Furthermore, the evidence for concepts measured is insufficient because item-generation was not conducted. The evidence is not sufficient to support measure adequacy in terms of content validity for the measure properties component of the evaluation. The review of reliability and construct validity were deemed available for the instrument as testing details and results were reported. Ability to detect change was not reported. The documentation of the instrument development process is insufficient due to lack of transparency across phases and limited documentation.
The evidence is insufficient for the target population, concepts measured, measurement properties, and documentation. Three of the four “No” responses were key questions for the target population evaluation.
The evidence is insufficient for concepts measured in terms of content validity. Similarly, the evidence is not sufficient to support measure adequacy in terms of content validity for measurement properties. The evaluation of reliability, construct validity, and ability to detect change were deemed available for the instrument as testing details and results were reported. The documentation of the instrument development process is insufficient due to limited details on processes and supporting evidence.
The evidence is insufficient for the target population, concepts measured, measurement properties, and documentation. Three of the four “No” responses were key questions for the target population evaluation.

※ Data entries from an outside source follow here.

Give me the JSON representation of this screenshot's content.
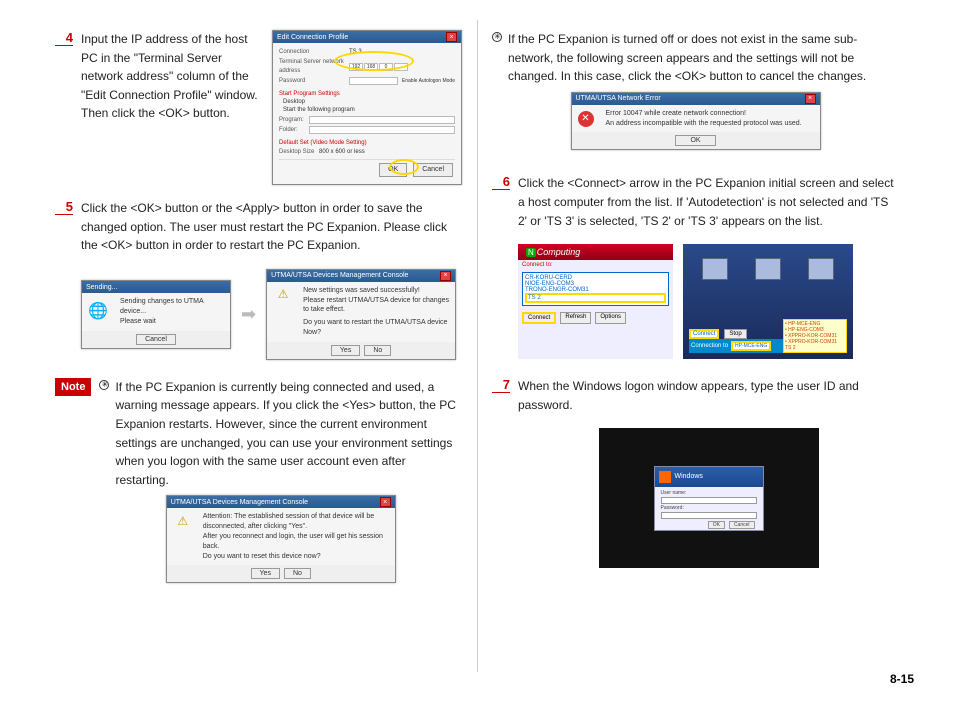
{
  "page_number": "8-15",
  "left": {
    "step4": {
      "num": "4",
      "text": "Input the IP address of the host PC in the \"Terminal Server network address\" column of the \"Edit Connection Profile\" window. Then click the <OK> button.",
      "dlg": {
        "title": "Edit Connection Profile",
        "conn_lbl": "Connection",
        "field1": "Terminal Server network address",
        "field2": "Password",
        "chk": "Enable Autologon Mode",
        "sect": "Start Program Settings",
        "opt1": "Desktop",
        "opt2": "Start the following program",
        "prog_lbl": "Program:",
        "fold_lbl": "Folder:",
        "mode_lbl": "Default Set (Video Mode Setting)",
        "desk_lbl": "Desktop Size",
        "desk_val": "800 x 600 or less",
        "ok": "OK",
        "cancel": "Cancel"
      }
    },
    "step5": {
      "num": "5",
      "text": "Click the <OK> button or the <Apply> button in order to save the changed option. The user must restart the PC Expanion. Please click the <OK> button in order to restart the PC Expanion.",
      "send": {
        "title": "Sending...",
        "msg": "Sending changes to UTMA device...\nPlease wait",
        "cancel": "Cancel"
      },
      "mgmt": {
        "title": "UTMA/UTSA Devices Management Console",
        "l1": "New settings was saved successfully!",
        "l2": "Please restart UTMA/UTSA device for changes to take effect.",
        "l3": "Do you want to restart the UTMA/UTSA device Now?",
        "yes": "Yes",
        "no": "No"
      }
    },
    "note": {
      "label": "Note",
      "b1": "If the PC Expanion is currently being connected and used, a warning message appears. If you click the <Yes> button, the PC Expanion restarts. However, since the current environment settings are unchanged, you can use your environment settings when you logon with the same user account even after restarting.",
      "dlg": {
        "title": "UTMA/UTSA Devices Management Console",
        "l1": "Attention: The established session of that device will be disconnected, after clicking \"Yes\".",
        "l2": "After you reconnect and login, the user will get his session back.",
        "l3": "Do you want to reset this device now?",
        "yes": "Yes",
        "no": "No"
      }
    }
  },
  "right": {
    "bullet_err": {
      "text": "If the PC Expanion is turned off or does not exist in the same sub-network, the following screen appears and the settings will not be changed. In this case, click the <OK> button to cancel the changes.",
      "dlg": {
        "title": "UTMA/UTSA Network Error",
        "l1": "Error 10047 while create network connection!",
        "l2": "An address incompatible with the requested protocol was used.",
        "ok": "OK"
      }
    },
    "step6": {
      "num": "6",
      "text": "Click the <Connect> arrow in the PC Expanion initial screen and select a host computer from the list. If 'Autodetection' is not selected and 'TS 2' or 'TS 3' is selected, 'TS 2' or 'TS 3' appears on the list.",
      "left_shot": {
        "brand": "Computing",
        "hdr": "Connect to:",
        "li1": "CR-KORU-CERD",
        "li2": "NIOE-ENG-COM3",
        "li3": "TRONO-ENGR-COM31",
        "li4": "TS 2",
        "connect": "Connect",
        "refresh": "Refresh",
        "options": "Options"
      },
      "right_shot": {
        "conn_to": "Connection to",
        "connect": "Connect",
        "stop": "Stop",
        "hi": "HP-MCE-ENG",
        "r1": "• HP-MCE-ENG",
        "r2": "• HP-ENG-COM3",
        "r3": "• XPPRO-KOR-COM31",
        "r4": "• XPPRO-KOR-COM31",
        "r5": "TS 2"
      }
    },
    "step7": {
      "num": "7",
      "text": "When the Windows logon window appears, type the user ID and password.",
      "win": "Windows"
    }
  }
}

The evidence is insufficient for concepts measured because item-generation and cognitive testing was not conducted. Additionally, the evidence is not sufficient to support measure adequacy in terms of content validity for measurement properties. On another note, the evaluation of reliability and construct validity were deemed available for the instrument as testing details and results were reported. Ability to detect change was not reported. The documentation of the instrument development process is insufficient.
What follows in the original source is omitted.